The efficient markets hypothesis, the bedrock of modern finance, is under attack due to — get this — irrational behavior. Believe it or not, it appears that some market participants behaved irrationally. So where does that evidence leave us?
What is the efficient markets hypothesis? The Wikipedia definition is pretty good:
The implication of the efficient markets hypothesis is that trying to pick the best stocks or bonds will not do better than buying an index fund.
There have been a number of anomalies reported that cast doubt on the efficient markets hypothesis. Most notably, the behavioral finance researchers have found plenty of biases in human decision-making. These include recency bias (a tendency to put greater weight on recent performance than it deserves), herd behavior (doing what everyone else is doing), and framing bias (in which risky bets to make a gain are shunned, but equally risky bets framed as avoiding a loss are embraced). The housing boom-bust, and the related booms-busts in mortgage-backed securities, reinforce the irrationality of much human decision-making.
But where does that leave us? The efficient markets hypothesis may be overstated, but what actionable consequences does that leave us with? The behavioral finance researchers have not presented a better way of estimating value than current prices.

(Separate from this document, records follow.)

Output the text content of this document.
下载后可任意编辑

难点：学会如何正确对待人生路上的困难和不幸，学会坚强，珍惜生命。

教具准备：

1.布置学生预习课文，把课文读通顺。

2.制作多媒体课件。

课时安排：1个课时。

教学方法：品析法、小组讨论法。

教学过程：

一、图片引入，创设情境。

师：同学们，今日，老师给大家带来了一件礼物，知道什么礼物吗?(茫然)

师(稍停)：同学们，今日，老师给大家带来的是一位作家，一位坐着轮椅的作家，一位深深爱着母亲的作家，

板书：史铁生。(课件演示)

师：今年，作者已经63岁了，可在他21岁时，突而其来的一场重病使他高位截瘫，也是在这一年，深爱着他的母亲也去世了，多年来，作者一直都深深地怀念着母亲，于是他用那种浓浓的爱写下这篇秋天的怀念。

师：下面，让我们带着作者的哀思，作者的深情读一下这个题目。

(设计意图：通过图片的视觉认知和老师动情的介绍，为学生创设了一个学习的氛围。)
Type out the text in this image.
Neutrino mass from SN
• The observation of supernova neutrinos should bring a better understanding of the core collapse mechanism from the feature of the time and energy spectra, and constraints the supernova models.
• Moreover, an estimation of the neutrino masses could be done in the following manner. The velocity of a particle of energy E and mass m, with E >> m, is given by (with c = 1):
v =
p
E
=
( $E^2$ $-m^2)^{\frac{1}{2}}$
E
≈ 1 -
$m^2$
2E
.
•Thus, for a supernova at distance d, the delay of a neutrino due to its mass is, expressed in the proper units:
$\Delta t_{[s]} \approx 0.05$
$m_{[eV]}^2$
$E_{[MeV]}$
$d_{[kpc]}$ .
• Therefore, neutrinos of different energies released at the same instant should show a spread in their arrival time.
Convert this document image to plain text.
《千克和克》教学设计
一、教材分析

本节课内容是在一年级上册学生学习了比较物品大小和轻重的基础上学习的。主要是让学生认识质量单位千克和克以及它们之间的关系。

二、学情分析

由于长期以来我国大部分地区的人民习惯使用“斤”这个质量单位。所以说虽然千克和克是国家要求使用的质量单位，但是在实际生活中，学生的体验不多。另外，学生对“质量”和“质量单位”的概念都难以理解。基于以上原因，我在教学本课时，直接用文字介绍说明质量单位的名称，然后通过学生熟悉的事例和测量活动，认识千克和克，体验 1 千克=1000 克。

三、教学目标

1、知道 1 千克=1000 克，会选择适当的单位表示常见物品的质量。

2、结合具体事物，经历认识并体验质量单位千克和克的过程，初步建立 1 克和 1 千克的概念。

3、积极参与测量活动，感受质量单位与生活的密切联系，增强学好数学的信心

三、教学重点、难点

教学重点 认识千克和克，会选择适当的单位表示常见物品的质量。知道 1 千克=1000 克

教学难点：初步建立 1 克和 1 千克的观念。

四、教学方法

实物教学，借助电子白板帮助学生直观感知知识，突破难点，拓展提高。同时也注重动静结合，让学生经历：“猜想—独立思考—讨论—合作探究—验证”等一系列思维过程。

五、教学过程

They have simply cautioned us that current prices are not terribly accurate estimators of value. Here are the lessons as I see them:
- To investors, buy and hold a diversified portfolio still looks to be the best strategya, but do not take long-run average returns to be accurate indicators of what you will actually earn over your holding period.
- For companies, be very suspicious of strategies based on the assumption that the company can predict prices better than the market can. (I once knew a mining executive who assumed that most of his gold production would be sold within 10 percent of market tops. Talk about hubris!)
These conclusions generalize. Even if a theory is found to be inaccurate in some regards, that does not imply that alternative behaviors are automatically proved to be optimal. For example, finding that the classical economic conditions of perfect competition are not met does not necessarily imply that our government's intervention in the markets is optimal.